The Day of Data Science
The DCO Data Science team hosted a two-day workshop in RPI to promote the data management and infrastructure we have been working very hard on for DCO. As part of the team, I attended the whole event and met many scientists and scholars from the DCO communities.
This is a very good opportunity for our team to understand how the DCO scientists deal with their data and what their data needs are. In the breakout session in the afternoon of the first day, I joined the DL-DE group, and had a good chat with them about data science. There were some discussions on the data management, and apparently most of them have a very loose “plan” for their data especially the raw ones. They produced spreadsheets out of the raw data, and left them in a poorly archived, hard-to-access way, and worst of all, they don’t have a habit of writing good data management plans, at least not the ones that they would stick to. But the good news is, they had already started to realize the benefit of qualified data management, and they were seeking help from us.
One feedback we got from the scientists about the DCO portal was that it was “rather low priority for people”. They said it did contain helpful information, but people just didn’t go there all the time. They need some sort of pop-up reminders that show up on the desktops such that they could see it without logging in on the portal.
Another feature the scientists would very much like to have was the cross dataset searching capability. For example, they were very interested in pulling up all the data about a certain concentration of hydrogen from multiple datasets and databases, and they weren’t able to do this because of the lack of compatible schemas across datasets.
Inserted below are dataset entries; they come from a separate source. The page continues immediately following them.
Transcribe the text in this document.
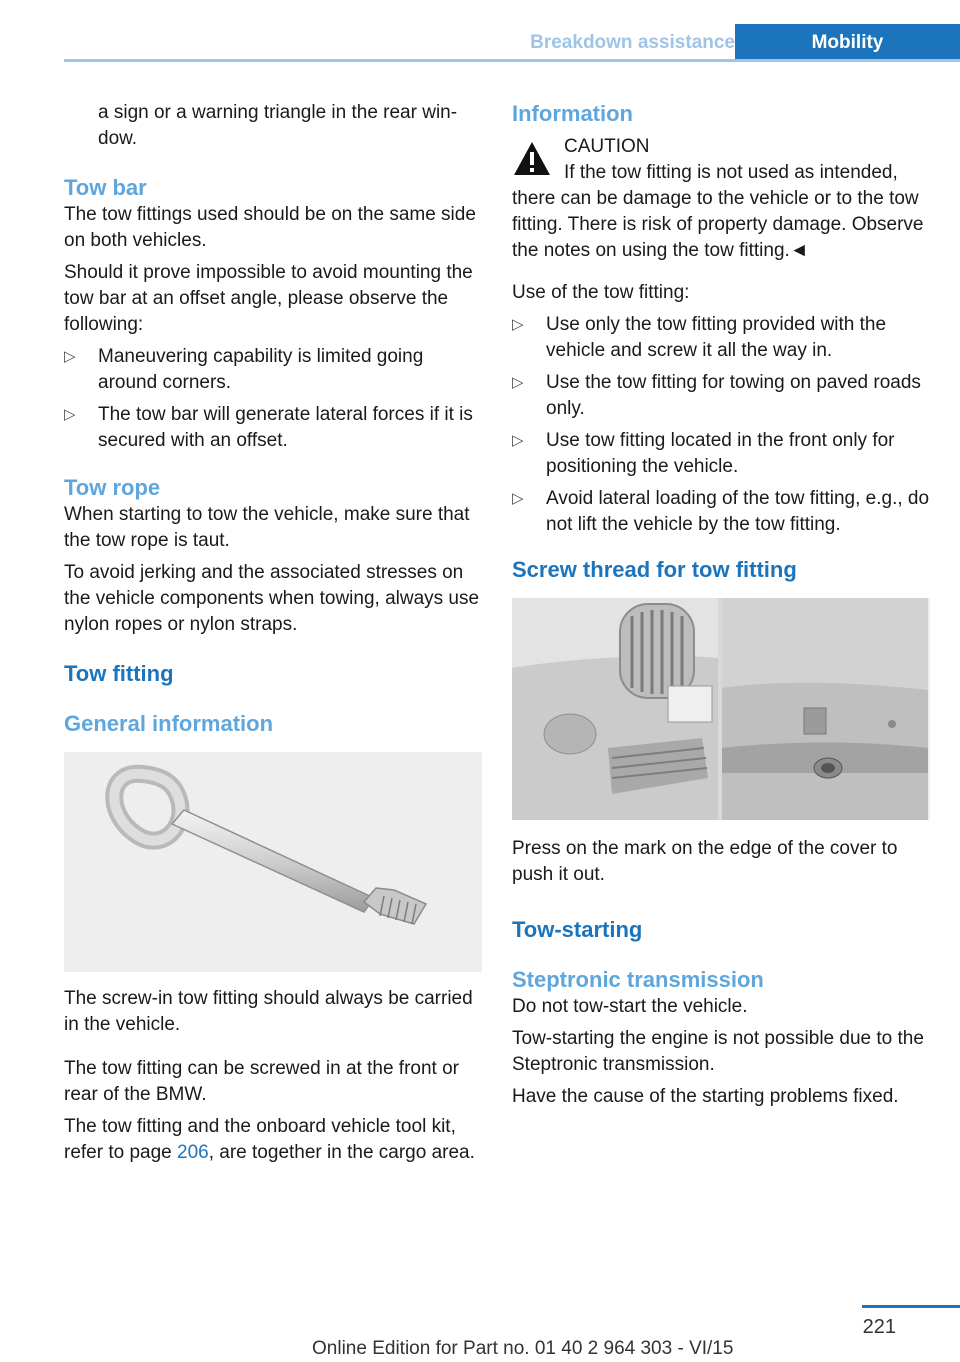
Breakdown assistance	Mobility

a sign or a warning triangle in the rear window.

Tow bar

The tow fittings used should be on the same side on both vehicles.

Should it prove impossible to avoid mounting the tow bar at an offset angle, please observe the following:

▷ Maneuvering capability is limited going around corners.
▷ The tow bar will generate lateral forces if it is secured with an offset.
Tow rope

When starting to tow the vehicle, make sure that the tow rope is taut.

To avoid jerking and the associated stresses on the vehicle components when towing, always use nylon ropes or nylon straps.

Tow fitting
General information

The screw-in tow fitting should always be carried in the vehicle.

The tow fitting can be screwed in at the front or rear of the BMW.

The tow fitting and the onboard vehicle tool kit, refer to page 206, are together in the cargo area.

Information
CAUTION

If the tow fitting is not used as intended, there can be damage to the vehicle or to the tow fitting. There is risk of property damage. Observe the notes on using the tow fitting.◄

Use of the tow fitting:

▷ Use only the tow fitting provided with the vehicle and screw it all the way in.
▷ Use the tow fitting for towing on paved roads only.
▷ Use tow fitting located in the front only for positioning the vehicle.
▷ Avoid lateral loading of the tow fitting, e.g., do not lift the vehicle by the tow fitting.
Screw thread for tow fitting

Press on the mark on the edge of the cover to push it out.

Tow-starting
Steptronic transmission

Do not tow-start the vehicle.

Tow-starting the engine is not possible due to the Steptronic transmission.

Have the cause of the starting problems fixed.

221
Online Edition for Part no. 01 40 2 964 303 - VI/15
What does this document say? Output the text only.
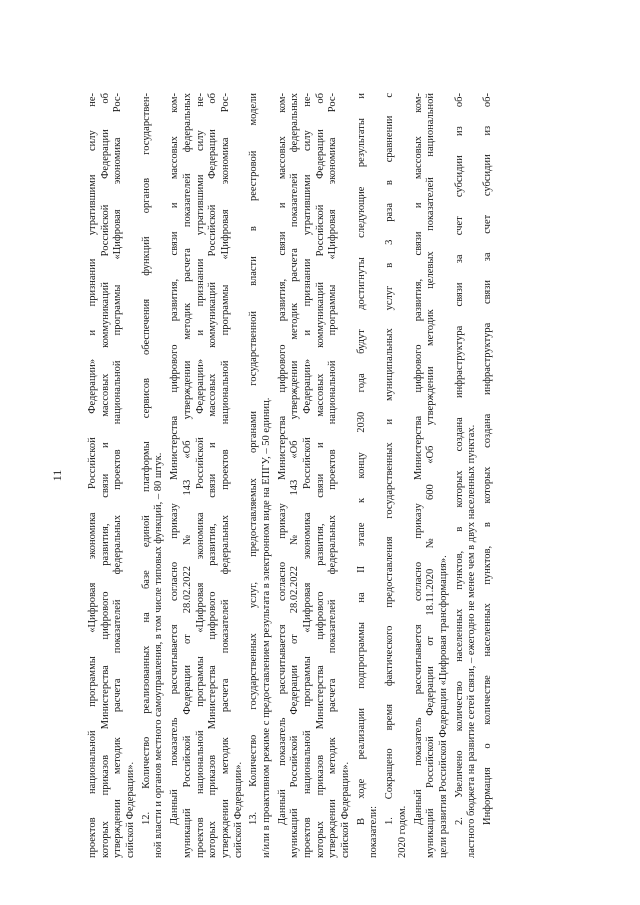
11 проектов национальной программы «Цифровая экономика Российской Федерации» и признании утратившими силу не- которых приказов Министерства цифрового развития, связи и массовых коммуникаций Российской Федерации об утверждении методик расчета показателей федеральных проектов национальной программы «Цифровая экономика Рос- сийской Федерации». 12. Количество реализованных на базе единой платформы сервисов обеспечения функций органов государствен- ной власти и органов местного самоуправления, в том числе типовых функций, – 80 штук. Данный показатель рассчитывается согласно приказу Министерства цифрового развития, связи и массовых ком- муникаций Российской Федерации от 28.02.2022 № 143 «Об утверждении методик расчета показателей федеральных проектов национальной программы «Цифровая экономика Российской Федерации» и признании утратившими силу не- которых приказов Министерства цифрового развития, связи и массовых коммуникаций Российской Федерации об утверждении методик расчета показателей федеральных проектов национальной программы «Цифровая экономика Рос- сийской Федерации». 13. Количество государственных услуг, предоставляемых органами государственной власти в реестровой модели и/или в проактивном режиме с предоставлением результата в электронном виде на ЕПГУ, – 50 единиц. Данный показатель рассчитывается согласно приказу Министерства цифрового развития, связи и массовых ком- муникаций Российской Федерации от 28.02.2022 № 143 «Об утверждении методик расчета показателей федеральных проектов национальной программы «Цифровая экономика Российской Федерации» и признании утратившими силу не- которых приказов Министерства цифрового развития, связи и массовых коммуникаций Российской Федерации об утверждении методик расчета показателей федеральных проектов национальной программы «Цифровая экономика Рос- сийской Федерации». В ходе реализации подпрограммы на II этапе к концу 2030 года будут достигнуты следующие результаты и
показатели:
1. Сокращено время фактического предоставления государственных и муниципальных услуг в 3 раза в сравнении с
2020 годом.
Данный показатель рассчитывается согласно приказу Министерства цифрового развития, связи и массовых ком- муникаций Российской Федерации от 18.11.2020 № 600 «Об утверждении методик целевых показателей национальной цели развития Российской Федерации «Цифровая трансформация». 2. Увеличено количество населенных пунктов, в которых создана инфраструктура связи за счет субсидии из об- ластного бюджета на развитие сетей связи, – ежегодно не менее чем в двух населенных пунктах. Информация о количестве населенных пунктов, в которых создана инфраструктура связи за счет субсидии из об-
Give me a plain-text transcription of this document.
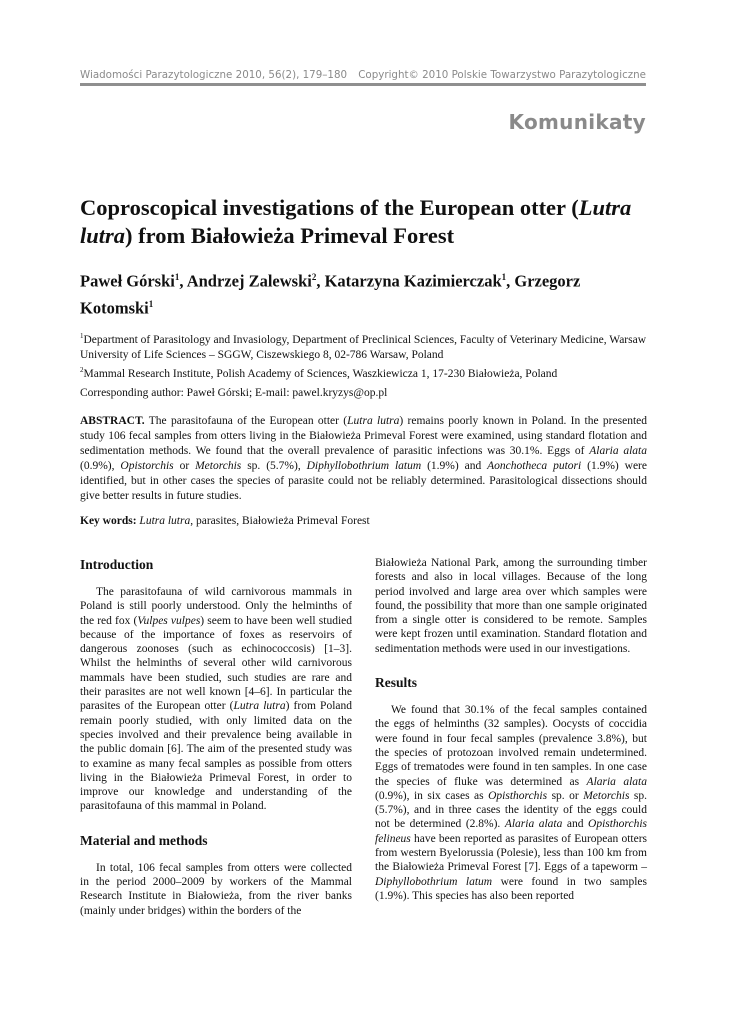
Wiadomości Parazytologiczne 2010, 56(2), 179–180 Copyright© 2010 Polskie Towarzystwo Parazytologiczne
Komunikaty
Coproscopical investigations of the European otter (Lutra lutra) from Białowieża Primeval Forest
Paweł Górski$^1$, Andrzej Zalewski$^2$, Katarzyna Kazimierczak$^1$, Grzegorz Kotomski$^1$

$^1$Department of Parasitology and Invasiology, Department of Preclinical Sciences, Faculty of Veterinary Medicine, Warsaw University of Life Sciences – SGGW, Ciszewskiego 8, 02-786 Warsaw, Poland

$^2$Mammal Research Institute, Polish Academy of Sciences, Waszkiewicza 1, 17-230 Białowieża, Poland

Corresponding author: Paweł Górski; E-mail: pawel.kryzys@op.pl

ABSTRACT. The parasitofauna of the European otter (Lutra lutra) remains poorly known in Poland. In the presented study 106 fecal samples from otters living in the Białowieża Primeval Forest were examined, using standard flotation and sedimentation methods. We found that the overall prevalence of parasitic infections was 30.1%. Eggs of Alaria alata (0.9%), Opistorchis or Metorchis sp. (5.7%), Diphyllobothrium latum (1.9%) and Aonchotheca putori (1.9%) were identified, but in other cases the species of parasite could not be reliably determined. Parasitological dissections should give better results in future studies.

Key words: Lutra lutra, parasites, Białowieża Primeval Forest

Introduction

The parasitofauna of wild carnivorous mammals in Poland is still poorly understood. Only the helminths of the red fox (Vulpes vulpes) seem to have been well studied because of the importance of foxes as reservoirs of dangerous zoonoses (such as echinococcosis) [1–3]. Whilst the helminths of several other wild carnivorous mammals have been studied, such studies are rare and their parasites are not well known [4–6]. In particular the parasites of the European otter (Lutra lutra) from Poland remain poorly studied, with only limited data on the species involved and their prevalence being available in the public domain [6]. The aim of the presented study was to examine as many fecal samples as possible from otters living in the Białowieża Primeval Forest, in order to improve our knowledge and understanding of the parasitofauna of this mammal in Poland.

Material and methods

In total, 106 fecal samples from otters were collected in the period 2000–2009 by workers of the Mammal Research Institute in Białowieża, from the river banks (mainly under bridges) within the borders of the

Białowieża National Park, among the surrounding timber forests and also in local villages. Because of the long period involved and large area over which samples were found, the possibility that more than one sample originated from a single otter is considered to be remote. Samples were kept frozen until examination. Standard flotation and sedimentation methods were used in our investigations.

Results

We found that 30.1% of the fecal samples contained the eggs of helminths (32 samples). Oocysts of coccidia were found in four fecal samples (prevalence 3.8%), but the species of protozoan involved remain undetermined. Eggs of trematodes were found in ten samples. In one case the species of fluke was determined as Alaria alata (0.9%), in six cases as Opisthorchis sp. or Metorchis sp. (5.7%), and in three cases the identity of the eggs could not be determined (2.8%). Alaria alata and Opisthorchis felineus have been reported as parasites of European otters from western Byelorussia (Polesie), less than 100 km from the Białowieża Primeval Forest [7]. Eggs of a tapeworm – Diphyllobothrium latum were found in two samples (1.9%). This species has also been reported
This is definitely something interesting but hasn’t got under our radar in our DCO-DS work. Digging into the domain data might not be something easy, but once we establish the model, the power of linked data will reveal itself.
These are just some of the things we talked about in the workshop. All in all, as more and more data get collected in the research activities, scientists have become aware that they really need to get these data in order such that they can make the most of them.On the other hand, we, the data science crew, still have a lot of work to make this world a better data place :-)